1. Aries (March 21 – April 19)
Wear: Cargo shorts, a comfy sun-faded tee and beat-up Vans that have clearly logged a few too many beer league games.
Cook: Smash burgers with charred jalapenos and a quick chipotle mayo, done before anyone asks if you need help.
Watch: The final season of "The Bear" runs on adrenaline and barely controlled panic, which is to say it runs on exactly your frequency.
2. Taurus (April 20 – May 20)
Wear: A buttery linen shirt half-unbuttoned, wide-leg trousers and leather slides nice enough that you'll panic if anyone steps near them.
Cook: Burrata with grilled peaches and torn basil, eaten slowly on the good plates while you ignore every text on your phone.
Watch: "Somebody Feed Phil" is just a delighted man eating his way around the world, and you'll want to climb directly into the screen.
3. Gemini (May 21 – June 20)
Wear: A clashing print shirt, denim cutoffs and color-block sneakers because committing to one vibe feels like a trap.
Cook: A build-your-own taco spread with three fillings and way too many toppings.
Watch: The twisty LA detective rabbit hole that is “Sugar” will keep your restless brain happily occupied.
4. Cancer (June 21 – July 22)
Wear:
A soft oversized button-down, drawstring linen pants and the slippers you're convinced count as real shoes in public.
Cook: A big pot of your grandmother's chicken soup, made slightly wrong on purpose because that's how you remember it.
Watch: "Gilmore Girls" will wrap you in a small town, fast talk and a cozy ache for home.
5. Leo (July 23 – Aug. 22)
Wear: A gold-buttoned blazer over absolutely nothing sensible, paired with sunglasses you refuse to take off indoors (just don’t wear them at night).
Cook: A showstopping paella you'd happily light dramatic candles around if you thought it wouldn't look like a weird séance.
Watch: "Bridgerton" is all scandal and people who want very badly to be looked at, so naturally you feel right at home.
6. Virgo (Aug. 23 – Sept. 22)
Wear: A crisp white tee, tailored trousers and box-fresh sneakers chosen after reading approximately 40 reviews.
Cook: A meticulously prepped grain bowl with everything diced to identical size, because chaos in a bowl is not a meal.
Watch: "The Queen's Gambit" is one obsessive perfectionist mastering every detail until she wins, and you find that deeply soothing.
7. Libra (Sept. 23 – Oct. 22)
Wear: A flowy silk slip dress, delicate gold layers and strappy sandals that match every single thing you own, which is how you justified the price.
Cook: A cheese and fruit board so artfully laid out that nobody wants to be the first to wreck it.
Watch: "Queer Eye" is all makeovers and people learning to be kinder to each other, and you will absolutely cry at least twice.
8. Scorpio (Oct. 23 – Nov. 21)
Wear: An all-black everything, a leather jacket despite the heat and boots that say don't even think of talking to me before noon.
Cook: A slow-simmered chicken mole with more ingredients than you'll admit to, guarded like a state secret.
Watch: "Justified" is all simmering grudges, loyalty tests and a man who settles every score without raising his voice, which you find downright aspirational.
9. Sagittarius (Nov. 22 – Dec. 21)
Wear: Wrinkled linen from your last trip, a woven bracelet you swear has a story and sandals that have touched four countries.
Cook: A messy street-food spread inspired by somewhere you visited once, accuracy optional.
Watch: "Anthony Bourdain: Parts Unknown" is restless wandering, big appetite and zero interest in the tourist version, basically your spirit animal with a camera crew.

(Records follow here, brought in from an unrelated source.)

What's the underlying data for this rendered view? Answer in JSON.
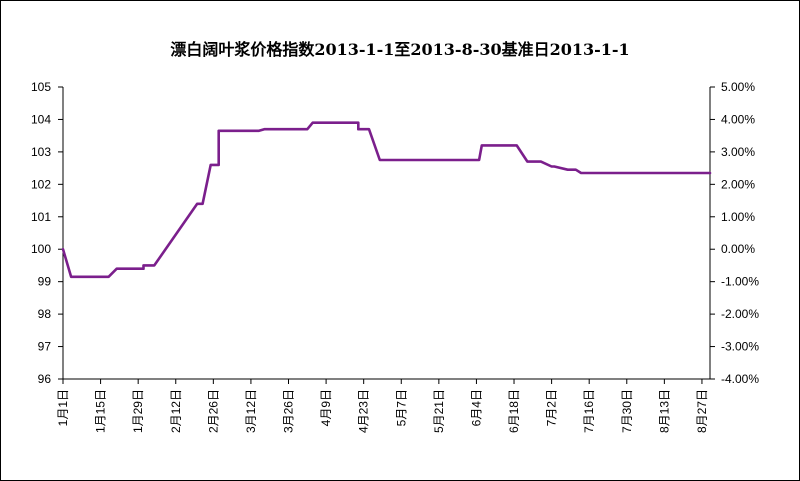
{
  "chart_data": {
    "type": "line",
    "title": "漂白阔叶浆价格指数2013-1-1至2013-8-30基准日2013-1-1",
    "x_tick_labels": [
      "1月1日",
      "1月15日",
      "1月29日",
      "2月12日",
      "2月26日",
      "3月12日",
      "3月26日",
      "4月9日",
      "4月23日",
      "5月7日",
      "5月21日",
      "6月4日",
      "6月18日",
      "7月2日",
      "7月16日",
      "7月30日",
      "8月13日",
      "8月27日"
    ],
    "y_left_ticks": [
      "96",
      "97",
      "98",
      "99",
      "100",
      "101",
      "102",
      "103",
      "104",
      "105"
    ],
    "y_right_ticks": [
      "-4.00%",
      "-3.00%",
      "-2.00%",
      "-1.00%",
      "0.00%",
      "1.00%",
      "2.00%",
      "3.00%",
      "4.00%",
      "5.00%"
    ],
    "ylim_left": [
      96,
      105
    ],
    "ylim_right": [
      -0.04,
      0.05
    ],
    "x_range_days": [
      0,
      241
    ],
    "line_color": "#7B1F8C",
    "grid": false,
    "series": [
      {
        "x": [
          "2013-01-01",
          "2013-01-04",
          "2013-01-18",
          "2013-01-21",
          "2013-01-31",
          "2013-01-31",
          "2013-02-04",
          "2013-02-20",
          "2013-02-22",
          "2013-02-25",
          "2013-02-26",
          "2013-02-28",
          "2013-02-28",
          "2013-03-15",
          "2013-03-17",
          "2013-04-02",
          "2013-04-04",
          "2013-04-21",
          "2013-04-21",
          "2013-04-25",
          "2013-04-29",
          "2013-06-05",
          "2013-06-06",
          "2013-06-19",
          "2013-06-23",
          "2013-06-28",
          "2013-07-02",
          "2013-07-03",
          "2013-07-08",
          "2013-07-11",
          "2013-07-13",
          "2013-08-30"
        ],
        "values": [
          100,
          99.15,
          99.15,
          99.4,
          99.4,
          99.5,
          99.5,
          101.4,
          101.4,
          102.6,
          102.6,
          102.6,
          103.65,
          103.65,
          103.7,
          103.7,
          103.9,
          103.9,
          103.7,
          103.7,
          102.75,
          102.75,
          103.2,
          103.2,
          102.7,
          102.7,
          102.55,
          102.55,
          102.45,
          102.45,
          102.35,
          102.35
        ]
      }
    ]
  }
}
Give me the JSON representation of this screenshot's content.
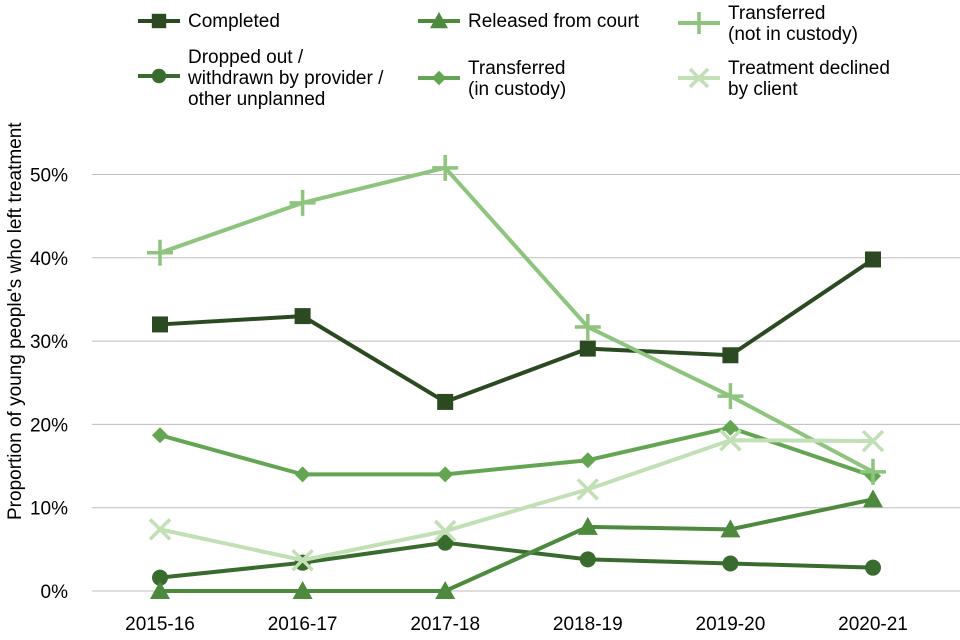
{
  "chart_data": {
    "type": "line",
    "title": "",
    "xlabel": "",
    "ylabel": "Proportion of young people's who left treatment",
    "categories": [
      "2015-16",
      "2016-17",
      "2017-18",
      "2018-19",
      "2019-20",
      "2020-21"
    ],
    "ylim": [
      0,
      0.55
    ],
    "yticks": [
      {
        "value": 0,
        "label": "0%"
      },
      {
        "value": 0.1,
        "label": "10%"
      },
      {
        "value": 0.2,
        "label": "20%"
      },
      {
        "value": 0.3,
        "label": "30%"
      },
      {
        "value": 0.4,
        "label": "40%"
      },
      {
        "value": 0.5,
        "label": "50%"
      }
    ],
    "grid": "horizontal",
    "legend_position": "top",
    "series": [
      {
        "name": "Completed",
        "marker": "square",
        "color": "#2b4a22",
        "values": [
          0.32,
          0.33,
          0.227,
          0.291,
          0.283,
          0.398
        ]
      },
      {
        "name": "Dropped out / withdrawn by provider / other unplanned",
        "marker": "circle",
        "color": "#3a6b2e",
        "values": [
          0.016,
          0.034,
          0.058,
          0.038,
          0.033,
          0.028
        ]
      },
      {
        "name": "Released from court",
        "marker": "triangle",
        "color": "#4e8a3e",
        "values": [
          0.0,
          0.0,
          0.0,
          0.077,
          0.074,
          0.11
        ]
      },
      {
        "name": "Transferred (in custody)",
        "marker": "diamond",
        "color": "#63a552",
        "values": [
          0.187,
          0.14,
          0.14,
          0.157,
          0.196,
          0.138
        ]
      },
      {
        "name": "Transferred (not in custody)",
        "marker": "plus",
        "color": "#8fc47e",
        "values": [
          0.406,
          0.466,
          0.508,
          0.317,
          0.234,
          0.143
        ]
      },
      {
        "name": "Treatment declined by client",
        "marker": "cross",
        "color": "#c2dfb6",
        "values": [
          0.074,
          0.037,
          0.072,
          0.122,
          0.181,
          0.18
        ]
      }
    ]
  },
  "legend": [
    {
      "label": "Completed"
    },
    {
      "label": "Dropped out /\nwithdrawn by provider /\nother unplanned"
    },
    {
      "label": "Released from court"
    },
    {
      "label": "Transferred\n(in custody)"
    },
    {
      "label": "Transferred\n(not in custody)"
    },
    {
      "label": "Treatment declined\nby client"
    }
  ]
}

10. Capricorn (Dec. 22 – Jan. 19)
Wear: Tailored shorts, a crisp polo and loafers that cost more than everything else combined, because you'd rather own one nice thing than five cheap ones.
Cook: A steak with three sides, no winging it. You read the recipe twice last night and already know how this goes down.
Watch: "Mad Men" will hit home with ambition, control and someone who built an empire and still won't relax for five minutes.
11. Aquarius (Jan. 20 – Feb. 18)
Wear: A vintage thrifted jumpsuit, mismatched socks on purpose and sneakers from a brand you'll have to explain to everyone who says how cute they are.
Cook: A miso-glazed eggplant with rice and scallions, the kind of weird-on-paper thing you make once and then bring up constantly.
Watch: "Twin Peaks" is strange, brainy and a few steps ahead of everyone. Sound familiar?
12. Pisces (Feb. 19 – March 20)
Wear: A watercolor-print dress paird with a soft cardigan and ballet flats that you'll inevitably lose track of by July.
Cook: A creamy coconut curry with chickpeas and spinach, made mostly by feel and a little by mood.
Watch: "The X-Files" is dreamy and built on the idea that the truth is out there somewhere, which, let's be honest, is how you approach most of your day.